Dr. Strong: Foods to avoid would be anything that is hard to digest, or anything high in simple sugars. This includes greasy, fatty meals, which take a lot of effort to digest. These can leave you feeling in need of a nap afterwards so that your body can focus its efforts on digestion.

High-sugar foods are good for an immediate sugar rush, so they're ok for an hour road trip. These are foods such as candy, chocolate, slushies, donuts, and so on. Afterwards, you’ll have a 'sugar crash', and feel even more tired than before.

Additionally, tryptophan, which is found in most meat and dairy products, is an amino acid known to make you feel a little drowsy if consumed in large quantities. For that reason, avoid gobbling down multiple double-cheeseburgers on the go.


Justin: If some foods should be avoided in the name of driver alertness, are there certain foods or ingredients that can promote alertness and focus?

Dr.
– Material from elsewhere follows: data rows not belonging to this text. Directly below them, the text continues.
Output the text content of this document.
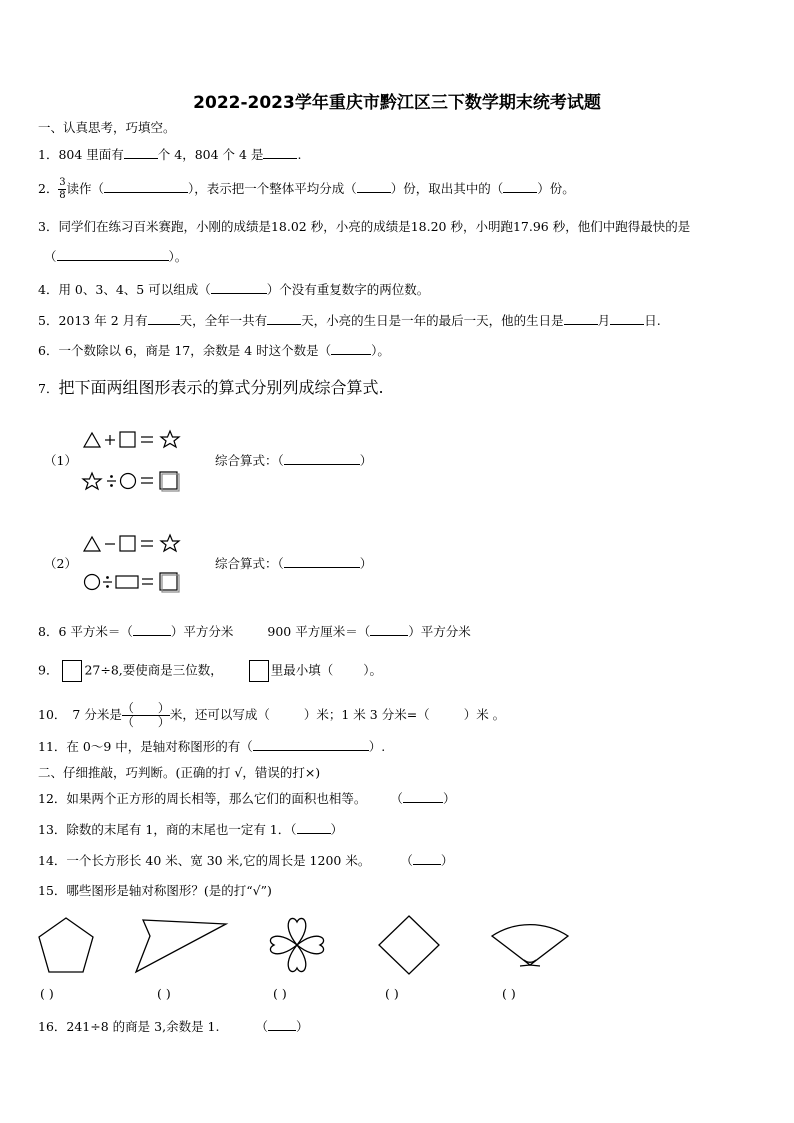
2022-2023学年重庆市黔江区三下数学期末统考试题
一、认真思考，巧填空。
1．804 里面有	个 4，804 个 4 是	.
2． $\frac{3}{8}$ 读作（	），表示把一个整体平均分成（	）份，取出其中的（	）份。
3．同学们在练习百米赛跑，小刚的成绩是18.02 秒，小亮的成绩是18.20 秒，小明跑17.96 秒，他们中跑得最快的是
（	）。
4．用 0、3、4、5 可以组成（	）个没有重复数字的两位数。
5．2013 年 2 月有	天，全年一共有	天，小亮的生日是一年的最后一天，他的生日是	月	日.
6．一个数除以 6，商是 17，余数是 4 时这个数是（	）。
7．把下面两组图形表示的算式分别列成综合算式.
（1）	综合算式：（	）
（2）	综合算式：（	）
8．6 平方米＝（	）平方分米	900 平方厘米＝（	）平方分米
9． 27÷8,要使商是三位数，	里最小填（ ）。
10． 7 分米是 （　　）
（　　） 米，还可以写成（	）米；1 米 3 分米=（	）米 。
11．在 0～9 中，是轴对称图形的有（	）.
二、仔细推敲，巧判断。(正确的打 √，错误的打×)
12．如果两个正方形的周长相等，那么它们的面积也相等。 （	）
13．除数的末尾有 1，商的末尾也一定有 1．（	）
14．一个长方形长 40 米、宽 30 米,它的周长是 1200 米。 （ ）
15．哪些图形是轴对称图形？(是的打“√”)
( )	( )	( )	( )	( )
16．241÷8 的商是 3,余数是 1.	（ ）
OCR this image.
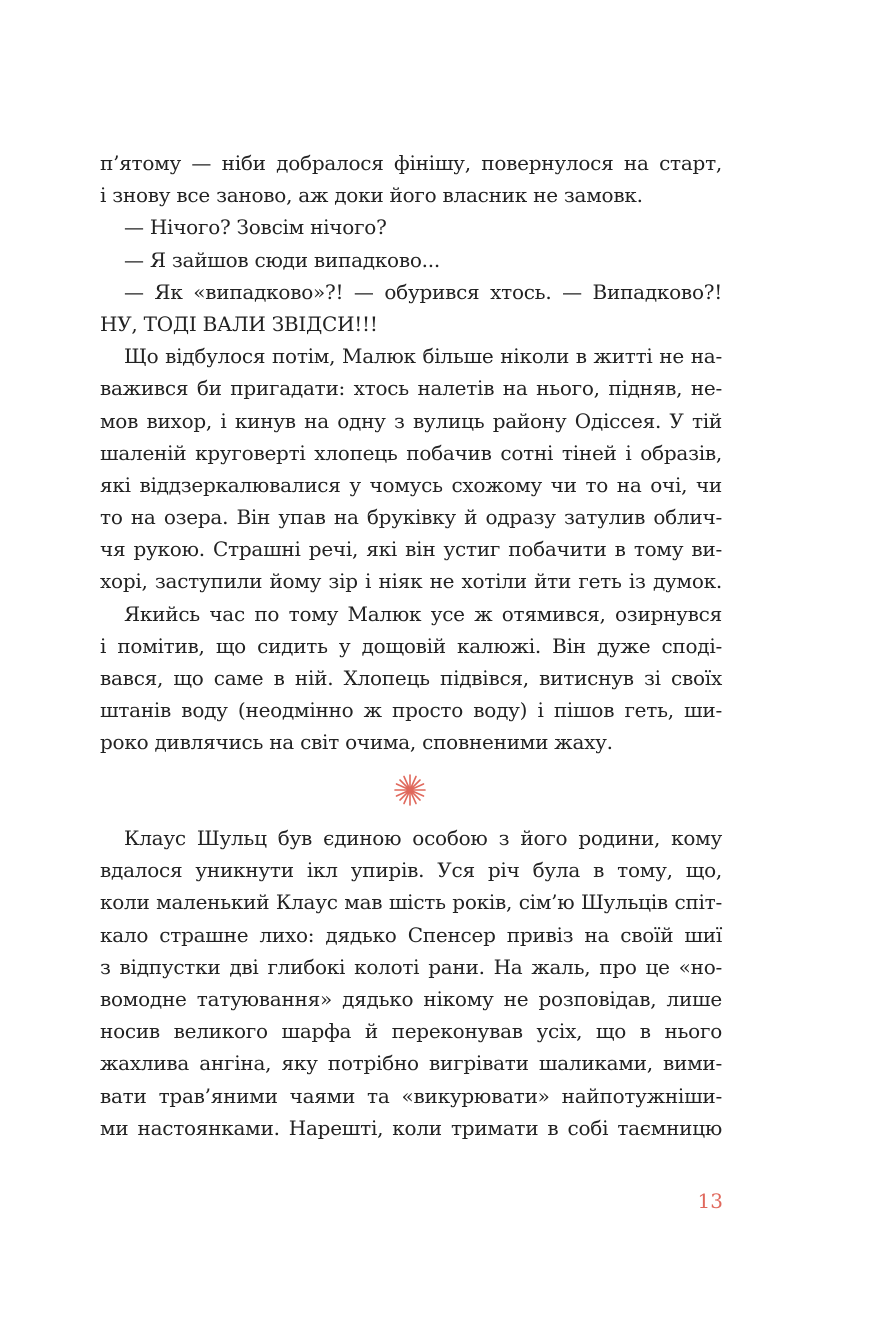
п’ятому — ніби добралося фінішу, повернулося на старт,
і знову все заново, аж доки його власник не замовк.
— Нічого? Зовсім нічого?
— Я зайшов сюди випадково...
— Як «випадково»?! — обурився хтось. — Випадково?!
НУ, ТОДІ ВАЛИ ЗВІДСИ!!!
Що відбулося потім, Малюк більше ніколи в житті не на-
важився би пригадати: хтось налетів на нього, підняв, не-
мов вихор, і кинув на одну з вулиць району Одіссея. У тій
шаленій круговерті хлопець побачив сотні тіней і образів,
які віддзеркалювалися у чомусь схожому чи то на очі, чи
то на озера. Він упав на бруківку й одразу затулив облич-
чя рукою. Страшні речі, які він устиг побачити в тому ви-
хорі, заступили йому зір і ніяк не хотіли йти геть із думок.
Якийсь час по тому Малюк усе ж отямився, озирнувся
і помітив, що сидить у дощовій калюжі. Він дуже споді-
вався, що саме в ній. Хлопець підвівся, витиснув зі своїх
штанів воду (неодмінно ж просто воду) і пішов геть, ши-
роко дивлячись на світ очима, сповненими жаху.
Клаус Шульц був єдиною особою з його родини, кому
вдалося уникнути ікл упирів. Уся річ була в тому, що,
коли маленький Клаус мав шість років, сім’ю Шульців спіт-
кало страшне лихо: дядько Спенсер привіз на своїй шиї
з відпустки дві глибокі колоті рани. На жаль, про це «но-
вомодне татуювання» дядько нікому не розповідав, лише
носив великого шарфа й переконував усіх, що в нього
жахлива ангіна, яку потрібно вигрівати шаликами, вими-
вати трав’яними чаями та «викурювати» найпотужніши-
ми настоянками. Нарешті, коли тримати в собі таємницю
13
Strong: Nothing substitutes for a good night’s rest the evening before. Aim to get enough sleep-- and then the right foods on the road will help you maintain alertness. The goal on the road should be to maintain a normal blood sugar level-- therefore foods that have adequate amounts of complex carbohydrates and natural sugars are ideal.

These include nuts and dried fruit, trail-mix, granola, fresh fruit, whole grain cereals for munching, low fat string cheese, and veggie slices.